1.6 KiB
1.6 KiB
Web Tool
A web content parsing tool that extracts and processes web content using trafilatura for clean text extraction.
Overview
The Web tool provides web content parsing and extraction capabilities within the OpenAPI MCP Server framework. It can fetch web pages and extract clean, readable content from HTML.
Endpoints
Method | Endpoint | Description |
---|---|---|
POST |
/web/web_read |
Extract and parse webpage content into clean markdown. Accepts URL and various formatting options (metadata, formatting, images, links, tables).
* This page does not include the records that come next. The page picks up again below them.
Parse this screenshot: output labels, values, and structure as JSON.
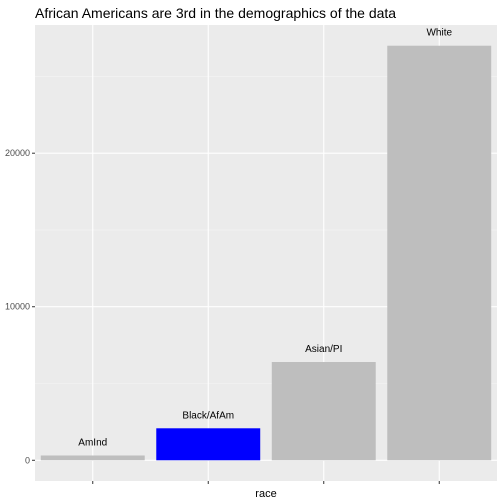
{
  "chart_data": {
    "type": "bar",
    "title": "African Americans are 3rd in the demographics of the data",
    "xlabel": "race",
    "ylabel": "",
    "categories": [
      "AmInd",
      "Black/AfAm",
      "Asian/PI",
      "White"
    ],
    "values": [
      311,
      2083,
      6400,
      27000
    ],
    "bar_labels": [
      "AmInd",
      "Black/AfAm",
      "Asian/PI",
      "White"
    ],
    "bar_colors": [
      "#bebebe",
      "#0000ff",
      "#bebebe",
      "#bebebe"
    ],
    "ylim": [
      -1350,
      28350
    ],
    "yticks": [
      0,
      10000,
      20000
    ],
    "ytick_labels": [
      "0",
      "10000",
      "20000"
    ],
    "grid": true,
    "colors": {
      "panel_background": "#ebebeb",
      "grid_major": "#ffffff",
      "grid_minor": "#f5f5f5",
      "highlight": "#0000ff",
      "default_bar": "#bebebe"
    }
  }
}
Returns structured markdown content. |
GET |
/web/web_raw |
Fetch raw HTML content and headers from any URL. Returns unprocessed HTML content along with HTTP headers and status code for debugging or advanced processing. |
Key Features
- Clean Content Extraction: Uses trafilatura library for high-quality text extraction from web pages
- Markdown Output: Converts web content to clean, readable markdown format
- Flexible Formatting: Control inclusion of metadata, formatting, images, links, and tables
- Raw Content Access: Get unprocessed HTML and headers when needed
- Error Handling: Robust error handling for failed requests and invalid URLs
Usage
The Web tool is automatically loaded by the OpenAPI MCP Server framework. All endpoints are
available under the /web
prefix when the server is running. Visit /docs
for interactive API documentation.
Technology
Built using trafilatura, a Python library specialised in extracting and processing web content, ensuring high-quality text extraction from web pages.